How to boost the value of your home

Whether you’re looking to increase the value of your property prior to selling, or you’re simply investing in your home to make it a nicer place to live, you might be interested to know that your efforts can add significantly to the value of your property.

Financial website This is Money reports on a fascinating survey conducted by Zopa, which found that home improvements can add an average 10% to the value of your home, or a whopping £30,000. If you have the money to invest in bigger changes then the rewards are significant, but you’d be surprised how even minor improvements can make a difference to your asking price.

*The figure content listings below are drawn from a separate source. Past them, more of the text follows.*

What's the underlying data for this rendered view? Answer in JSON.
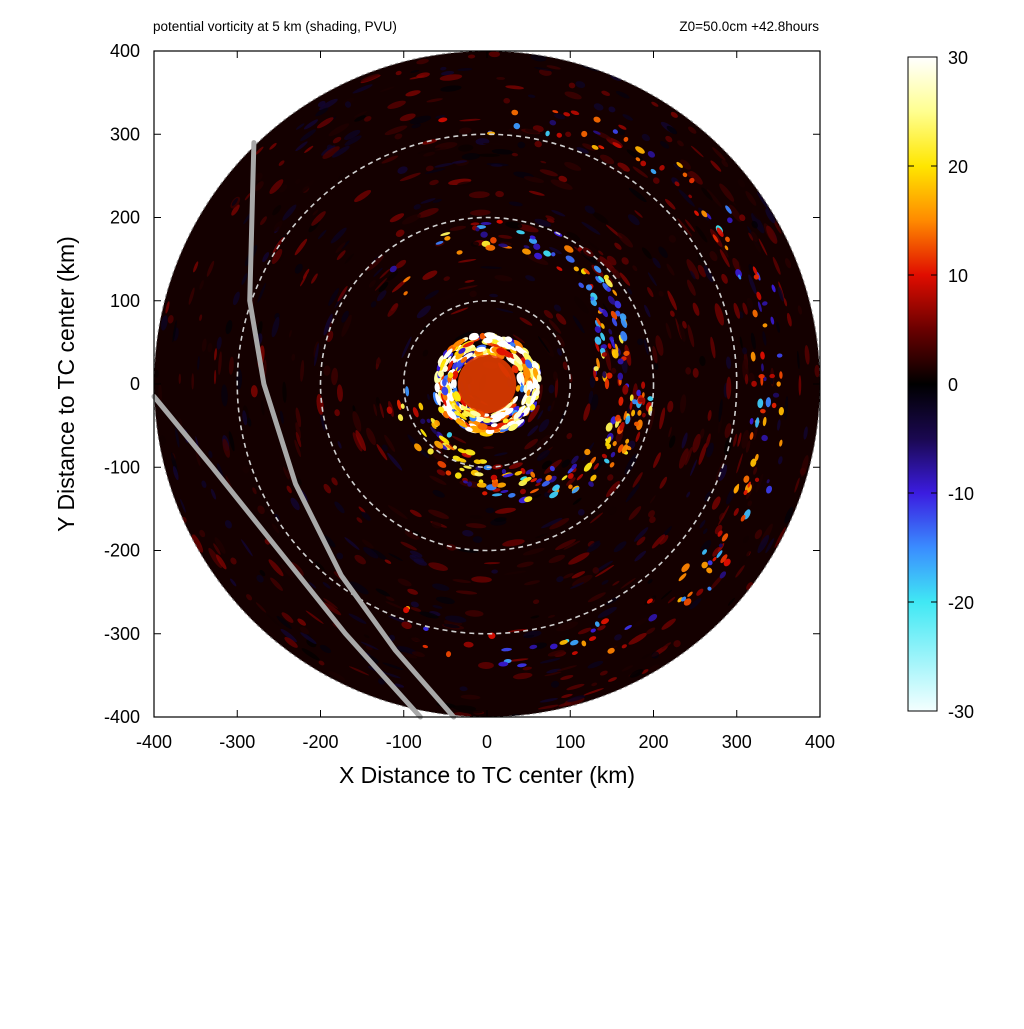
{
  "header": {
    "title_left": "potential vorticity at 5 km (shading, PVU)",
    "title_right": "Z0=50.0cm  +42.8hours"
  },
  "chart_data": {
    "type": "heatmap",
    "title": "potential vorticity at 5 km (shading, PVU)",
    "annotation": "Z0=50.0cm  +42.8hours",
    "xlabel": "X Distance to TC center (km)",
    "ylabel": "Y Distance to TC center (km)",
    "xlim": [
      -400,
      400
    ],
    "ylim": [
      -400,
      400
    ],
    "x_ticks": [
      -400,
      -300,
      -200,
      -100,
      0,
      100,
      200,
      300,
      400
    ],
    "y_ticks": [
      400,
      300,
      200,
      100,
      0,
      -100,
      -200,
      -300,
      -400
    ],
    "domain_radius_km": 400,
    "range_rings_km": [
      100,
      200,
      300
    ],
    "colorbar": {
      "range": [
        -30,
        30
      ],
      "ticks": [
        30,
        20,
        10,
        0,
        -10,
        -20,
        -30
      ],
      "stops": [
        {
          "value": -30,
          "color": "#f4ffff"
        },
        {
          "value": -20,
          "color": "#40e8f4"
        },
        {
          "value": -15,
          "color": "#3a8cff"
        },
        {
          "value": -10,
          "color": "#3b1ce0"
        },
        {
          "value": -5,
          "color": "#1a0850"
        },
        {
          "value": 0,
          "color": "#000000"
        },
        {
          "value": 5,
          "color": "#6a0000"
        },
        {
          "value": 10,
          "color": "#e00d00"
        },
        {
          "value": 15,
          "color": "#ff8a00"
        },
        {
          "value": 20,
          "color": "#ffe600"
        },
        {
          "value": 25,
          "color": "#ffff90"
        },
        {
          "value": 30,
          "color": "#ffffff"
        }
      ]
    },
    "features": [
      {
        "type": "core",
        "x": 0,
        "y": 0,
        "radius_km": 45,
        "value": 12
      },
      {
        "type": "eyewall",
        "x": 0,
        "y": 0,
        "radius_km": 50,
        "value": 22
      },
      {
        "type": "spiral_band",
        "center_radius_km": 140,
        "value": 15
      },
      {
        "type": "spiral_band",
        "center_radius_km": 300,
        "value": 10
      }
    ],
    "tracks": [
      {
        "name": "track-a",
        "x": [
          -280,
          -285,
          -268,
          -230,
          -175,
          -110,
          -40
        ],
        "y": [
          290,
          100,
          0,
          -120,
          -230,
          -320,
          -400
        ]
      },
      {
        "name": "track-b",
        "x": [
          -400,
          -330,
          -250,
          -170,
          -80
        ],
        "y": [
          -15,
          -100,
          -200,
          -300,
          -400
        ]
      }
    ],
    "colors": {
      "ring": "#cfcfcf",
      "track": "#a8a8a8",
      "frame": "#000000"
    }
  }
}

The conservatory is the king of home improvements

Interestingly, Zopa found that adding a conservatory is the most financially rewarding improvement you can make to your home. Conservatories can bring a 108% return on your investment – that’s more than double the return you’d get from investing in a new bathroom, which yields only 48% return. Conservatories are popular because they add additional light and airy space to your house, whilst usually being free from building regulations. Even better, they don’t need planning permission providing they don’t cover an area more than half the size of your house.

First impressions count

Investing in the external appearance of your home can also pay dividends, even if it’s just a simple thing like keeping the garden tidy and fixing broken roof tiles or cracks. First impressions count, and the exterior is what potential buyers will see as soon as they arrive for a viewing. The Zopa survey found that an average investment of £4,550 in the garden can give you an average profit of £4,000 – or 88% return. Investing in improving the appearance of your property – doors, windows and so on – gives you a 75% return on average.

Structural changes

If you’ve a bit more to invest in your home, an extension is a great way to gain more space as well as adding to the value of your property. You’re now able to add a single-storey extension up to 6m for an attached home and 8m for a detached home without having to apply for planning permission, providing you consult your neighbours and they don’t object (various other rules apply if you’re going for a two-storey extension). Homeowners in the Zopa survey spent an average of £19,750 on extending their homes, receiving a £14,000 profit – that’s a healthy 71% return.